The United States has, in many cases, made military, not diplomatic, approaches its options of first resort. A critical look back at our attempts to bomb our way to peace (and teaching others to do the same), to contain/decapitate/undermine ideological enemies, has empowered the very anti-democratic forces we say we’re against—an inevitable result of demonizing and dehumanizing entire populations on the basis of whether or not their government’s actions comport with Washington’s agenda.

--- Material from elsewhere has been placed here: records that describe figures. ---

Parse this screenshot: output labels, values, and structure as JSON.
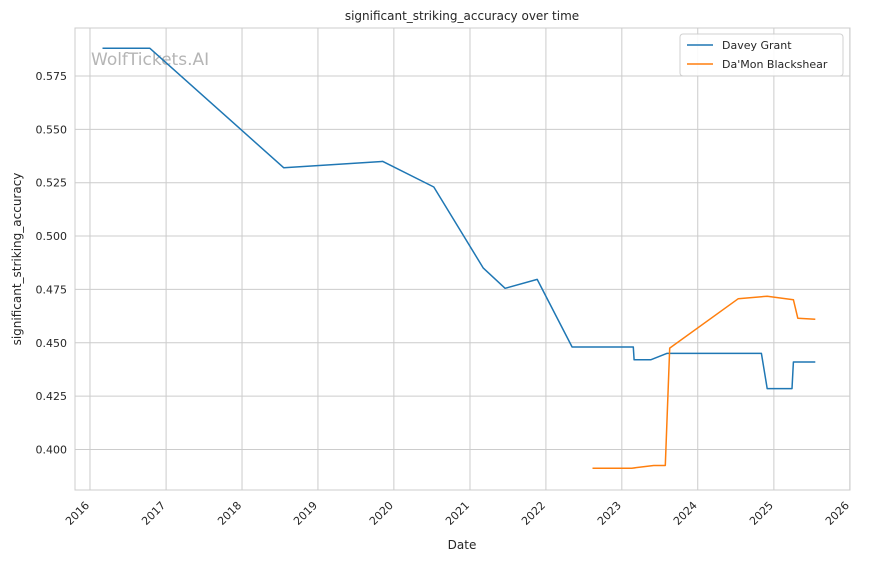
{
  "watermark": "WolfTickets.AI",
  "colors": {
    "series_0": "#1f77b4",
    "series_1": "#ff7f0e",
    "grid": "#cccccc",
    "axes": "#cccccc"
  },
  "chart_data": {
    "type": "line",
    "title": "significant_striking_accuracy over time",
    "xlabel": "Date",
    "ylabel": "significant_striking_accuracy",
    "x_ticks": [
      "2016",
      "2017",
      "2018",
      "2019",
      "2020",
      "2021",
      "2022",
      "2023",
      "2024",
      "2025",
      "2026"
    ],
    "y_ticks": [
      "0.400",
      "0.425",
      "0.450",
      "0.475",
      "0.500",
      "0.525",
      "0.550",
      "0.575"
    ],
    "xlim": [
      "2015-10-21",
      "2026-01-02"
    ],
    "ylim": [
      0.381,
      0.5975
    ],
    "grid": true,
    "legend_position": "upper right",
    "series": [
      {
        "name": "Davey Grant",
        "points": [
          [
            "2016-03-01",
            0.588
          ],
          [
            "2016-10-15",
            0.588
          ],
          [
            "2018-07-21",
            0.532
          ],
          [
            "2019-11-09",
            0.535
          ],
          [
            "2020-07-11",
            0.523
          ],
          [
            "2021-03-06",
            0.485
          ],
          [
            "2021-06-19",
            0.4755
          ],
          [
            "2021-11-20",
            0.4797
          ],
          [
            "2022-05-07",
            0.448
          ],
          [
            "2023-02-25",
            0.448
          ],
          [
            "2023-03-01",
            0.442
          ],
          [
            "2023-05-20",
            0.442
          ],
          [
            "2023-08-05",
            0.445
          ],
          [
            "2024-11-02",
            0.445
          ],
          [
            "2024-11-30",
            0.4285
          ],
          [
            "2025-03-29",
            0.4285
          ],
          [
            "2025-04-05",
            0.441
          ],
          [
            "2025-07-19",
            0.441
          ]
        ]
      },
      {
        "name": "Da'Mon Blackshear",
        "points": [
          [
            "2022-08-13",
            0.3912
          ],
          [
            "2023-02-18",
            0.3912
          ],
          [
            "2023-06-03",
            0.3925
          ],
          [
            "2023-07-29",
            0.3925
          ],
          [
            "2023-08-19",
            0.4475
          ],
          [
            "2024-07-13",
            0.4706
          ],
          [
            "2024-11-30",
            0.4718
          ],
          [
            "2025-04-05",
            0.4702
          ],
          [
            "2025-04-26",
            0.4615
          ],
          [
            "2025-07-19",
            0.461
          ]
        ]
      }
    ]
  }
}
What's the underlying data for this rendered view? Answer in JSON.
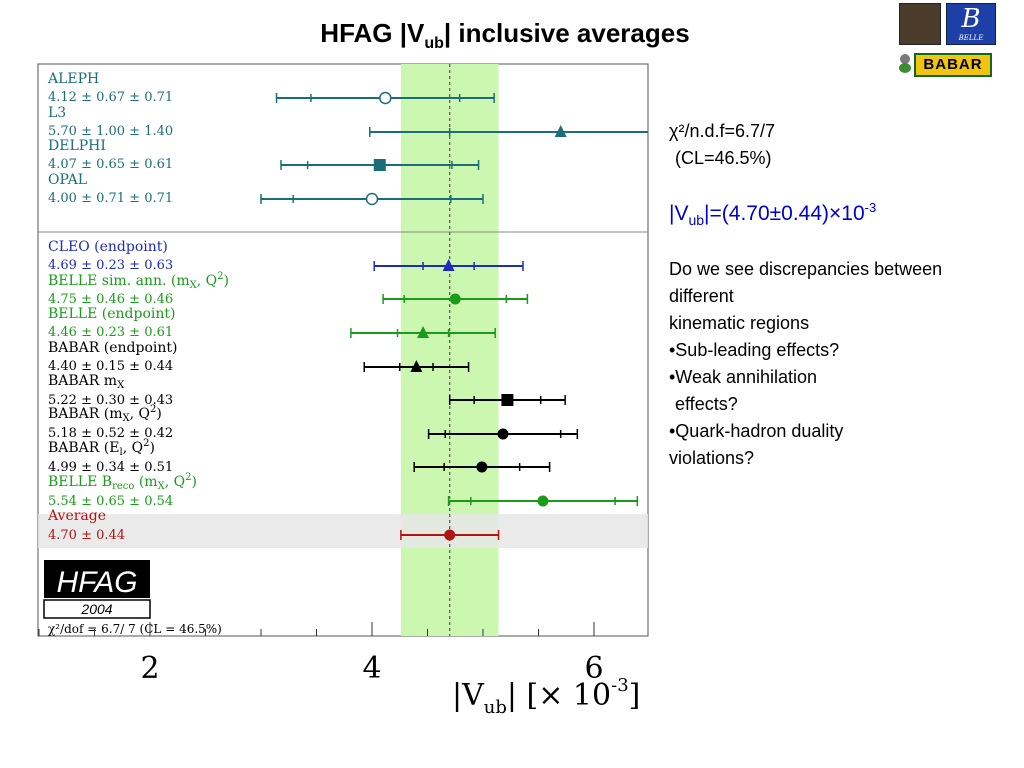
{
  "title": {
    "main": "HFAG |V",
    "sub": "ub",
    "rest": "| inclusive averages"
  },
  "logos": {
    "belle": "B",
    "belle_small": "BELLE",
    "babar": "BABAR"
  },
  "side": {
    "chi_symbol": "χ",
    "chi_text": "²/n.d.f=6.7/7",
    "cl_text": "(CL=46.5%)",
    "vub_pre": "|V",
    "vub_sub": "ub",
    "vub_mid": "|=(4.70±0.44)×10",
    "vub_sup": "-3",
    "lines": [
      "Do we see discrepancies between",
      "different",
      "kinematic regions",
      "•Sub-leading effects?",
      "•Weak annihilation",
      " effects?",
      "•Quark-hadron duality",
      "violations?"
    ]
  },
  "colors": {
    "lep": "#1b6e78",
    "cleo": "#1c2bbf",
    "belle": "#1a9b1a",
    "babar": "#000000",
    "average": "#b01414",
    "band": "#ccf7b0",
    "avg_band": "#e6e6e6"
  },
  "hfag_box": {
    "label": "HFAG",
    "year": "2004",
    "chi_line": "χ²/dof = 6.7/ 7 (CL = 46.5%)"
  },
  "chart_data": {
    "type": "scatter",
    "title": "",
    "xlabel": "|V_ub|  [× 10⁻³]",
    "xlim": [
      1.0,
      6.5
    ],
    "xticks": [
      2,
      4,
      6
    ],
    "average_band": [
      4.26,
      5.14
    ],
    "average_line": 4.7,
    "series": [
      {
        "name": "ALEPH",
        "label": "ALEPH",
        "value_text": "4.12 ± 0.67 ± 0.71",
        "central": 4.12,
        "stat": 0.67,
        "total": 0.98,
        "marker": "open-circle",
        "color": "lep"
      },
      {
        "name": "L3",
        "label": "L3",
        "value_text": "5.70 ± 1.00 ± 1.40",
        "central": 5.7,
        "stat": 1.0,
        "total": 1.72,
        "marker": "triangle",
        "color": "lep"
      },
      {
        "name": "DELPHI",
        "label": "DELPHI",
        "value_text": "4.07 ± 0.65 ± 0.61",
        "central": 4.07,
        "stat": 0.65,
        "total": 0.89,
        "marker": "square",
        "color": "lep"
      },
      {
        "name": "OPAL",
        "label": "OPAL",
        "value_text": "4.00 ± 0.71 ± 0.71",
        "central": 4.0,
        "stat": 0.71,
        "total": 1.0,
        "marker": "open-circle",
        "color": "lep"
      },
      {
        "name": "CLEO (endpoint)",
        "label": "CLEO (endpoint)",
        "value_text": "4.69 ± 0.23 ± 0.63",
        "central": 4.69,
        "stat": 0.23,
        "total": 0.67,
        "marker": "triangle",
        "color": "cleo"
      },
      {
        "name": "BELLE sim. ann.",
        "label": "BELLE  sim. ann. (m",
        "label_sub": "X",
        "label_tail": ", Q",
        "label_sup": "2",
        "label_end": ")",
        "value_text": "4.75 ± 0.46 ± 0.46",
        "central": 4.75,
        "stat": 0.46,
        "total": 0.65,
        "marker": "circle",
        "color": "belle"
      },
      {
        "name": "BELLE (endpoint)",
        "label": "BELLE (endpoint)",
        "value_text": "4.46 ± 0.23 ± 0.61",
        "central": 4.46,
        "stat": 0.23,
        "total": 0.65,
        "marker": "triangle",
        "color": "belle"
      },
      {
        "name": "BABAR (endpoint)",
        "label": "BABAR (endpoint)",
        "value_text": "4.40 ± 0.15 ± 0.44",
        "central": 4.4,
        "stat": 0.15,
        "total": 0.47,
        "marker": "triangle",
        "color": "babar"
      },
      {
        "name": "BABAR mX",
        "label": "BABAR m",
        "label_sub": "X",
        "value_text": "5.22 ± 0.30 ± 0.43",
        "central": 5.22,
        "stat": 0.3,
        "total": 0.52,
        "marker": "square",
        "color": "babar"
      },
      {
        "name": "BABAR (mX, Q2)",
        "label": "BABAR (m",
        "label_sub": "X",
        "label_tail": ", Q",
        "label_sup": "2",
        "label_end": ")",
        "value_text": "5.18 ± 0.52 ± 0.42",
        "central": 5.18,
        "stat": 0.52,
        "total": 0.67,
        "marker": "circle",
        "color": "babar"
      },
      {
        "name": "BABAR (El, Q2)",
        "label": "BABAR (E",
        "label_sub": "l",
        "label_tail": ", Q",
        "label_sup": "2",
        "label_end": ")",
        "value_text": "4.99 ± 0.34 ± 0.51",
        "central": 4.99,
        "stat": 0.34,
        "total": 0.61,
        "marker": "circle",
        "color": "babar"
      },
      {
        "name": "BELLE Breco (mX, Q2)",
        "label": "BELLE  B",
        "label_sub": "reco",
        "label_tail": " (m",
        "label_sub2": "X",
        "label_tail2": ", Q",
        "label_sup": "2",
        "label_end": ")",
        "value_text": "5.54 ± 0.65 ± 0.54",
        "central": 5.54,
        "stat": 0.65,
        "total": 0.85,
        "marker": "circle",
        "color": "belle"
      },
      {
        "name": "Average",
        "label": "Average",
        "value_text": "4.70 ± 0.44",
        "central": 4.7,
        "stat": 0.44,
        "total": 0.44,
        "marker": "circle",
        "color": "average"
      }
    ]
  }
}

If the president truly wants to strengthen democracy internationally, it’s going to be extremely difficult when the US military bombs whomever it wants and continues to arm, partner, and train with anti-democratic regimes that instrumentalize the language of human rights to justify more militarism, violence, and oppression. It also doesn’t help that Biden’s Department of Justice (DOJ) continues to defend weapons sales to human rights abusers in court.
If we’re going to lead by example, do it. I dare you.
If we’re going to actually rally democracies then it must be in pursuit of the world we need, not of the world the DC foreign policy establishment prefers. We must acknowledge that the traditional Manichean US foreign policy approach will not dismantle the power systems necessary to address the global challenges we face in the coming decades. Engaging in zero-sum economic and military competition with the Chinese government, for example, will sink, not uplift, the president’s project to revive democracy. So long as the US government frames competition between the two largest economies in the world as an ideological fight for who will govern the world, it will hamper cooperation on climate, and allow the Chinese government to frame even legitimate human rights criticism as imperial propaganda.
Focusing on discrediting nationalism (particularly ethnonationalism) as well as other tools of state violence like counterterrorism and countering violent extremism (CVE) would be a better, more timely, and more apt focus for the Biden administration if it wants to strengthen the power of pro-democracy activists around the world. But so long as the US only focuses on democracy and human rights as a means of punishing and shaming, it will fail to achieve any meaningful improvement in these areas. If Biden genuinely wants to win the contest against authoritarianism then his foreign policy must address the many ways the United States has empowered and continues to empower authoritarians and illiberal social movements around the world.